Passées les précautions d’usage, l’I.A. (intelligence artificielle) se déploie déjà dans le cadre de toutes les technologies existantes. Ce, pour le meilleur et pour le pire, un peu comme l’atome et le nucléaire. Reste que ce dernier se tient à une relative distance de nos vies tandis que l’I.A. va co-formater nos existences jusqu’à ordonner presque tout entières les politiques de la Cité. C’est un peu comme si Créon avait à céder sa place à un demi-dieu capable d’un discours « indiscutable » qui, de facto, forclot toute subjectivité ! Antigone est donc mourante, ce en quoi le risque pour la psychanalyse est pour la première fois loin d’être négligeable. En effet, la puissance des calculateurs est déjà telle (et exponentielle) qu’il nous faut parier d’un discours produit par des milliards d’erreurs et réussites traitées en nanosecondes.

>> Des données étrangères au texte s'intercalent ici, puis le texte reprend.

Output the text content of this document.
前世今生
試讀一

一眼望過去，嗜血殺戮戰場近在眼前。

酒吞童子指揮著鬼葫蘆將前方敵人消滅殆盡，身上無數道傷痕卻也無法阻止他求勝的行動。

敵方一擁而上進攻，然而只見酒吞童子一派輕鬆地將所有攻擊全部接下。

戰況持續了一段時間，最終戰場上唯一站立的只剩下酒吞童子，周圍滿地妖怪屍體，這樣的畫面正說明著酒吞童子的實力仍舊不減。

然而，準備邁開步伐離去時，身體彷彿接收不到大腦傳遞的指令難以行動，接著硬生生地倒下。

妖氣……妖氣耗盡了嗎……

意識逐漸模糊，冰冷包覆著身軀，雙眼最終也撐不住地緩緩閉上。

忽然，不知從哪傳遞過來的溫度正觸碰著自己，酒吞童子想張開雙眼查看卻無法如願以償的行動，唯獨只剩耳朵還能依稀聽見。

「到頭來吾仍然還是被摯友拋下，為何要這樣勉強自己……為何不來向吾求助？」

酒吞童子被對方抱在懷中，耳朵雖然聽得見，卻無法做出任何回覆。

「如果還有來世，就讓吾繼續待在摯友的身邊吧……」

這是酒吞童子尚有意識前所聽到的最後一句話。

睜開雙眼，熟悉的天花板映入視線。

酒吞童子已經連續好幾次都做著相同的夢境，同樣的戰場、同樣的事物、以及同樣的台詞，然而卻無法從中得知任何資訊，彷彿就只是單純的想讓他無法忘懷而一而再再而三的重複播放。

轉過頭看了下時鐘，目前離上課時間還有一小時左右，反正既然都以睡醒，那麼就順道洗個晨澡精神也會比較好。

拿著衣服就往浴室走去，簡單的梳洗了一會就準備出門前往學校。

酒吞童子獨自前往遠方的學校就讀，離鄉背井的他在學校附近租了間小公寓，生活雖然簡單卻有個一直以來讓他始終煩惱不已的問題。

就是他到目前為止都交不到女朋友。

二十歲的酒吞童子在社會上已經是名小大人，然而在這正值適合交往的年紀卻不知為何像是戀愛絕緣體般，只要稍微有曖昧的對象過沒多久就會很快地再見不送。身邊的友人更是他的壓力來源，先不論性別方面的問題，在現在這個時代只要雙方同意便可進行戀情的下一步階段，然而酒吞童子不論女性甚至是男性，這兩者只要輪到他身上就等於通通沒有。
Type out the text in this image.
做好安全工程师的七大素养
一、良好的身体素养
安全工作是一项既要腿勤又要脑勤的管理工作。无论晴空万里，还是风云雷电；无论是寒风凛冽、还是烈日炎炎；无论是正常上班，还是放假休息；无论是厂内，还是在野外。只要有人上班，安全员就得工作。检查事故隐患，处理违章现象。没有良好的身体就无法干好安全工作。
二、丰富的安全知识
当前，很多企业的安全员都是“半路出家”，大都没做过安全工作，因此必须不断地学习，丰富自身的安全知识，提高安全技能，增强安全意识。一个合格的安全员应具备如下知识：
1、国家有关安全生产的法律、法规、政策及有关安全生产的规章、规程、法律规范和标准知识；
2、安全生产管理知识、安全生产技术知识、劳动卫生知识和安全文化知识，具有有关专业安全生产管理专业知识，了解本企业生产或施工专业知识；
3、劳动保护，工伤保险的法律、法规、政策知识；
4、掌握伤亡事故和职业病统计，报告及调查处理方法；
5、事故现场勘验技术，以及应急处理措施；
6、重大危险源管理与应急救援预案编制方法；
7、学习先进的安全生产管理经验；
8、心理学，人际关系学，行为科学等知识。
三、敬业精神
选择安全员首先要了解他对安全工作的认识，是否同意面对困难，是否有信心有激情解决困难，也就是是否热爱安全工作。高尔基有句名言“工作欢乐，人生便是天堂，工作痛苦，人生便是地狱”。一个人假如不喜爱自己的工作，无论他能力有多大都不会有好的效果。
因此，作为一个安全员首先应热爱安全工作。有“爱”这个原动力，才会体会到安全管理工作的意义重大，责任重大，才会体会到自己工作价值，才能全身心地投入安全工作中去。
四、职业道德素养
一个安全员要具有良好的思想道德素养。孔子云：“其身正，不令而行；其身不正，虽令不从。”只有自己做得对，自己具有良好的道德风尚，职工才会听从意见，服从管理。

La « chose » échappe ainsi et déjà à ses créateurs et les commande en partie « au Nom de l’intérêt général » (et encore de quelques particuliers)…

Les nécessités et urgences climatiques, biologiques, politiques renforceront et justifieront l’abandon systématique de nos responsabilités confiées à ces machines déjà opératoires et allant jusqu’au contrôle des votants (voir l’élection d’Obama et les réseaux sociaux ou celle de Trump avec l’entremise des Russes)… Quand on sait qu’aujourd’hui 70% des opérations financières mondiales échappent aux investisseurs, pour être dévolues à ces calculateurs hyper-puissants et infaillibles en calculs prédictifs et d’auto-apprentissages (boucles non imprédicatives), nous sommes en droit d’avoir la crainte d’une dés-humanisation en cours… La menace sur la valeur des « paroles » est désormais fondée, au point qu’il n’y ait déjà peut-être plus « rien à dire » qui soit « entendable » par quiconque de nos politiques: Les conséquences sont encore impensées ! Si nous savons les progrès de la télé-médecine et apprécions l’I.A. dans le recours diagnostic, qu’en est-il pourtant des drones assassins auto-gérés qui agissent en toute illégalité, des espionnages informatiques non détectables qui fouillent jusque notre vie jusqu’alors privée ? Notre vie intellectuelle, sociale, affective subit déjà des formatages discrets (voire les logiciels de Facebook qui choisissent quoi lire parmi les publications de nos « amis »). Comment enfin la parole pourra-t-elle « survivre », quand on ne saura même plus distinguer notre interlocuteur « réel » d’un robot dont le simulacre sera tel qu’il deviendra potentiellement un « compagnon » de vie, un « aidant » et qui nous connaîtra mieux que nos proches, voire que nous-mêmes ? Qu’en sera-t-il des robots « psychologues » déjà à l’oeuvre et des supposés « psychanalystes » qui œuvreront « dans le cloud » pour des boîtes privées, prétendant réaliser pour chacun, installé dans son canapé chez lui, les conditions « transférentielles » propres à légitimer un tel « simulacre » de cure analytique où « plus rien n’échappera à l’analyste », une paranoïa réussie ?!

Programme

8 septembre : Intervenant à définir
6 octobre : Amellal Samir
17 novembre : Benoît Laurie, Du corps nécessaire : que le dire prenne corps
15 décembre : Gabarron Garcia
19 janvier : René Lew, L’intelligence sans artifice 1. L’intelligence et l’affect
2 février : Dominique Guevenoux, Intelligence artificielle et psychanalyse (ou le film « I, a robot » d’Isaac Assimov)
9 mars : Amîn Hadj-Mouri, L’intelligence artificielle nous permet-elle de lire entre les lignes ? »
27 avril : Kevin Vancauwenberghe et Aurélien Bouvier
25 mai : René Lew, L’intelligence sans artifice 2. Artifices et facticités
15 Juin : Frédéric Tordo, Au-delà de la « crise » de la psychanalyse

Dates, horaires, lieu
Un samedi par mois,
de 14h30 à 16h30,
La maison des associations, 74 rue Royale, 59000 Lille.